Mas isso era Winterfell, a um mundo de distância, e agora tudo mudara. Aquela era a primeira vez que tinham comido uma refeição com os homens desde a chegada a Porto Real. E Arya detestou. Agora detestava o som de suas vozes, o modo como riam, as histórias que contavam. Tinham sido seus amigos, tinha se sentido segura junto deles, mas agora sabia que isso era uma mentira. Tinham deixado a rainha matar Lady, e isso já fora suficientemente horrível, mas depois o Cão de Caça encontrara Mycah. Jeyne Poole dissera a Arya que o tinha cortado em tantos pedaços que o devolveram ao carniceiro dentro de um saco, e a princípio o pobre homem pensara tratar-se de um porco morto. E ninguém levantara uma voz ou puxara uma espada ou qualquer coisa, nem Harwin, que falava sempre tão ousadamente, nem Alyn, que ia ser um cavaleiro, ou Jory, que era capitão da guarda. Nem mesmo seu pai.
- Ele era meu amigo - sussurrou Arya para o prato, tão baixo que ninguém a ouviu. Suas costeletas estavam ali, intocadas, esfriando, uma fina película de gordura solidificando por baixo delas no prato. Arya as olhou e se sentiu mal. Afastou a cadeira da mesa.
- Perdão, onde pensa que vai, jovem senhora? - perguntou Septã Mordane.
- Não tenho fome - Arya sentia dificuldade em lembrar-se da boa educação. - Com a sua licença - recitou rigidamente.
- Não a tem - disse a septã. - Quase não tocou na comida. Sente-se e limpe o prato.
- Limpe-o você! - antes que alguém pudesse detê-la, Arya saltou para a porta enquanto os homens riam e Septã Mordane a chamava sonoramente, com a voz cada vez mais aguda.

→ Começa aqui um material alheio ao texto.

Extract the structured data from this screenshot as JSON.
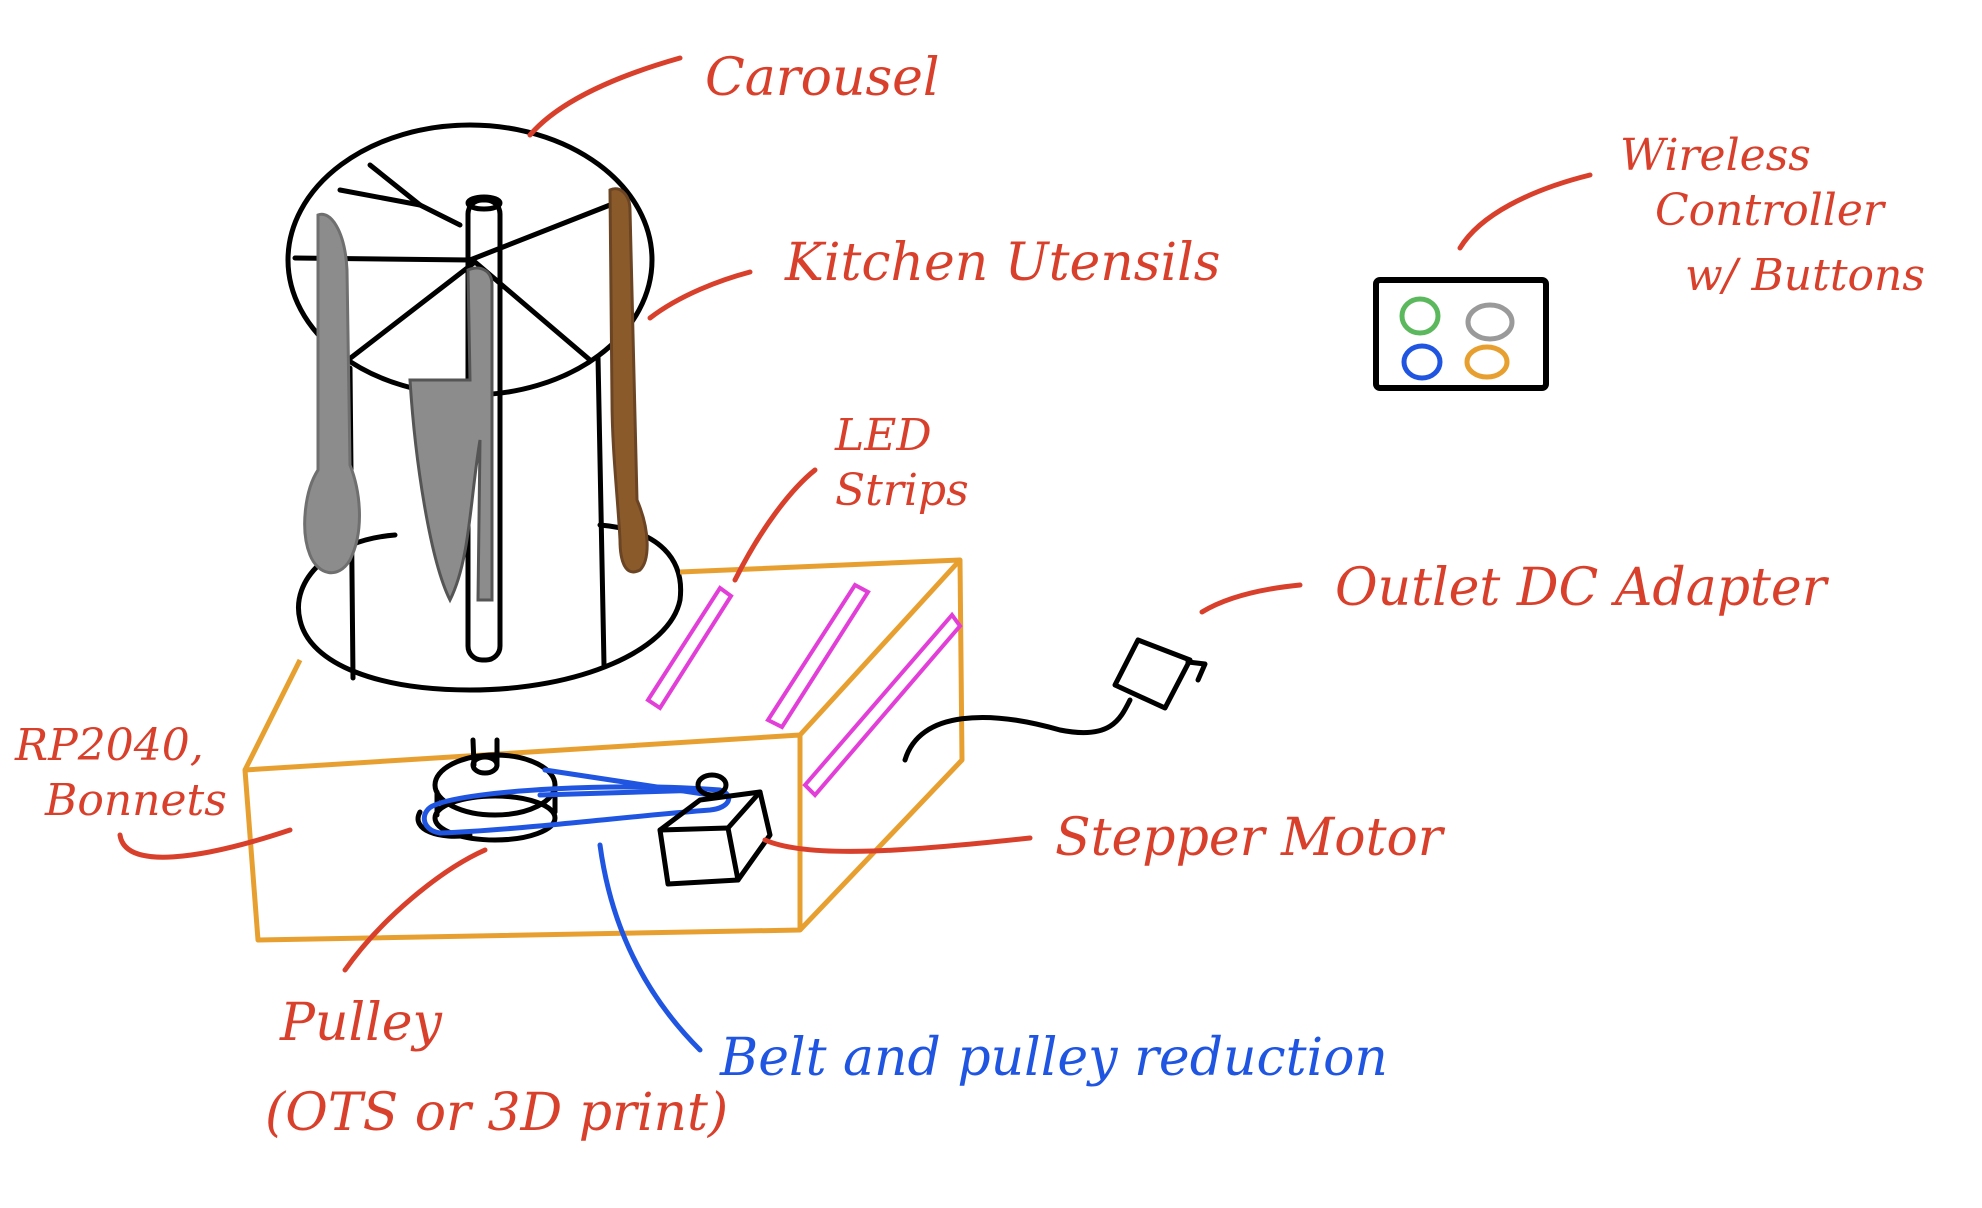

Gordo Tom estava em seu posto, guardando a porta da Torre da Mão. Pestanejou ao ver Arya correr em sua direção por entre os gritos da septã.
- Ora bem, pequena, espera - começou a dizer, estendendo a mão, mas Arya deslizou entre suas pernas e precipitou-se pelos degraus em espiral da torre acima, com os pés martelando a pedra enquanto Gordo Tom bufava de irritação atrás dela.
Seu quarto era o único lugar de que Arya gostava em todo o Porto Real, e aquilo de que gostava mais nele era a porta, uma maciça prancha de carvalho escuro com reforços negros de ferro. Quando batia aquela porta e deixava cair a pesada tranca, ninguém podia entrar naquele quarto, nem Septã Mordane, nem Gordo Tom, nem Sansa, nem Jory, nem o Cão de Caça, ninguém! E a batia.
Depois de a tranca cair, Arya sentiu-se por fim suficientemente em segurança para chorar. Foi até o assento junto à janela e sentou-se ali, fungando, odiando todos e a si mesma acima de tudo. Era tudo culpa sua, tudo o que acontecera. Era o que Sansa dizia, e Jeyne também.
Gordo Tom estava a batendo à porta.
- Menina Arya, o que se passa? - gritou. - Está aí?
- Não! - gritou Arya. As batidas pararam. Um momento mais tarde, ouviu-o partir. Gordo Tom era sempre fácil de enganar.
Arya dirigiu-se à arca que tinha aos pés da cama. Ajoelhou-se, abriu o tampo e começou a tirar a roupa lá de dentro com ambas as mãos, agarrando a mãos-cheias seda, cetim, veludo e lã e atirando-as ao chão. Ali estava, no fundo da arca, onde a escondera.
Arya ergueu-a quase com ternura e tirou a estreita lâmina de sua bainha. Agulha. Pensou de novo em Mycah e os olhos se encheram de lágrimas. Culpa sua, culpa sua, culpa sua. Se nunca lhe tivesse pedido para brincar de espadas com ela...
Ouviu-se uma batida na porta, mais alta que antes.
- Arya Stark, abra esta porta imediatamente, está ouvindo?
Arya rodopiou, com Agulha na mão.
- É melhor não entrar aqui! - preveniu, e golpeou o ar ferozmente.
- A Mão ouvirá falar disto! - encolerizou-se Septã Mordane.
- Não me importa - gritou Arya. - Vá embora.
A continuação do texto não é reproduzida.